The final conclusion is neutral: “The good news is that we can see no adverse effects,” said American academic Jane Waldfoge.
The question of whether mom should work is a media darling, but the public debate only occasionally touches on the nuances of the issue as they play out for real mothers. The researchers of this study tried their best to account for these nuances, looking at a number of variables, including financial stability, the mother’s well-being and quality of childcare.

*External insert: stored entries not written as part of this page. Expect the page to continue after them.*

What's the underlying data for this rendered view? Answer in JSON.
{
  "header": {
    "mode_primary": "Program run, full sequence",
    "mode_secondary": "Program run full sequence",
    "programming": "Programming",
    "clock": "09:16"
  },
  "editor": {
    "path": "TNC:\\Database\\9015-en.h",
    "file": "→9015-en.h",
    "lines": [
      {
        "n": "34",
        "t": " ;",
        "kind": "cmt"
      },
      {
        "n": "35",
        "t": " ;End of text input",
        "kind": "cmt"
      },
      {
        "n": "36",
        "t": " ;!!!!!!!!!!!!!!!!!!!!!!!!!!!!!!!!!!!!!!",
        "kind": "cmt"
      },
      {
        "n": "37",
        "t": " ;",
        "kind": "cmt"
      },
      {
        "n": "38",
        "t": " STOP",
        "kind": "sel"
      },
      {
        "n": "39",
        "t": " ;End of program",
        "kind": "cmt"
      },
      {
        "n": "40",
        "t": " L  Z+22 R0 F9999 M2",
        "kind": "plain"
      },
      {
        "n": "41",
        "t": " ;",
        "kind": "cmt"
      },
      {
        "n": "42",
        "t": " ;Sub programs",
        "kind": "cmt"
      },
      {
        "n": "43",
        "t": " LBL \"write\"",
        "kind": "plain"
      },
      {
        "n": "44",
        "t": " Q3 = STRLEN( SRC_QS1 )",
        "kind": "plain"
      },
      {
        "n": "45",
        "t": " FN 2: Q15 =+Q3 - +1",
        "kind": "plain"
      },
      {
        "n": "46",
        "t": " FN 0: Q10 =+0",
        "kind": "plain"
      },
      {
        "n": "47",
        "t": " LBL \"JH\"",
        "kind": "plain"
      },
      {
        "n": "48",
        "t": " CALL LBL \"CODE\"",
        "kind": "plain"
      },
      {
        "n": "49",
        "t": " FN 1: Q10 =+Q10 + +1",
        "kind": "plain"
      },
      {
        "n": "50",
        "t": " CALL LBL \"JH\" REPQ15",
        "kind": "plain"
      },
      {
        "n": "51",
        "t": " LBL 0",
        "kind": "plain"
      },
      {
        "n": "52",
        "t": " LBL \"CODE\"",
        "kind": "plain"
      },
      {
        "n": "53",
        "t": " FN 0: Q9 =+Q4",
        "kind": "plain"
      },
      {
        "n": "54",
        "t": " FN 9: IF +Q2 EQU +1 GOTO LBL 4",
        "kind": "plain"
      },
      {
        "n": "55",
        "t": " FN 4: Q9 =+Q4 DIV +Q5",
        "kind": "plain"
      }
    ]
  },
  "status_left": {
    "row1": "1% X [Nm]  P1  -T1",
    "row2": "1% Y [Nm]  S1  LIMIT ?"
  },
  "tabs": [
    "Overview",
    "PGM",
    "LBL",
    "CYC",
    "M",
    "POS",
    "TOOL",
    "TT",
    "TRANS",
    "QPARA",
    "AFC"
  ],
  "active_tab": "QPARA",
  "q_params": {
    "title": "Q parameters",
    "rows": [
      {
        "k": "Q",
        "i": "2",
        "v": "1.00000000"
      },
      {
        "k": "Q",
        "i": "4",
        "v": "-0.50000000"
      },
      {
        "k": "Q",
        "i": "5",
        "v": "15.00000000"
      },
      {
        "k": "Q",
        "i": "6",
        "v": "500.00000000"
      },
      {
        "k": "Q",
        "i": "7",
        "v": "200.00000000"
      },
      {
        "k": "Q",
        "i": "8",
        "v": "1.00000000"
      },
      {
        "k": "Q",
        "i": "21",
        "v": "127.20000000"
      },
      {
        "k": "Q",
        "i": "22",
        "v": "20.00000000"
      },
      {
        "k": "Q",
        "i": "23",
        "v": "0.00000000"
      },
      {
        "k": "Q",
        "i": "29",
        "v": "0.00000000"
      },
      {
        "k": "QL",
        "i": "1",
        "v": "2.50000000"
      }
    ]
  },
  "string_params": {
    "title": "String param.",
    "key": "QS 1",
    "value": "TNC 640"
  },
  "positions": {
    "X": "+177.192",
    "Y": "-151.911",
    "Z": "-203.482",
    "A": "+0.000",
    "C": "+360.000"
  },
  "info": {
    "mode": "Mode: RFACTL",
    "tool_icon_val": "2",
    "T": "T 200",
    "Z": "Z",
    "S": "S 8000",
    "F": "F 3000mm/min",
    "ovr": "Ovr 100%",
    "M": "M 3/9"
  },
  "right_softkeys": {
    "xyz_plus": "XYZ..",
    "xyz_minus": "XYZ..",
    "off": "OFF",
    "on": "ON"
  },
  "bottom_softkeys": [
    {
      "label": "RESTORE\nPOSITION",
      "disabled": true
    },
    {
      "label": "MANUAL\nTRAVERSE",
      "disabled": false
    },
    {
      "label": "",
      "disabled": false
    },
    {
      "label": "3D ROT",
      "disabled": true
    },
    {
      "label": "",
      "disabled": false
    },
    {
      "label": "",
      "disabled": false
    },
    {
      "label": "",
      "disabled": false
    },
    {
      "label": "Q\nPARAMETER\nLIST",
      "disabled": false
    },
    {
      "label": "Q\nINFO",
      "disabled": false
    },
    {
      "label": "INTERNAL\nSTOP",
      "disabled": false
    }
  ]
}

“This research is unique because the question we have always asked in the past has been: ‘If everything else remains constant, what is the effect of a mum going off to work?’ But of course everything else doesn’t stay constant, so it’s an artificial way of looking at things,” said American academic Jane Waldfogel speaking to the The Guardian. “Family relationships, family income, the mental health of the mother all change when a mother is working and so what we did was to look at the full impact, taking all of these things into account.”
“This is especially good news for US mothers,” added Waldfogel, since parental leave in this country is so minimal. Waldfogel is right that this is good news for moms who have to go back to work, but lets hope that this doesn’t get used as ammunition for evil, anti-family politicians and corporations who are trying to shrink parental leave even further.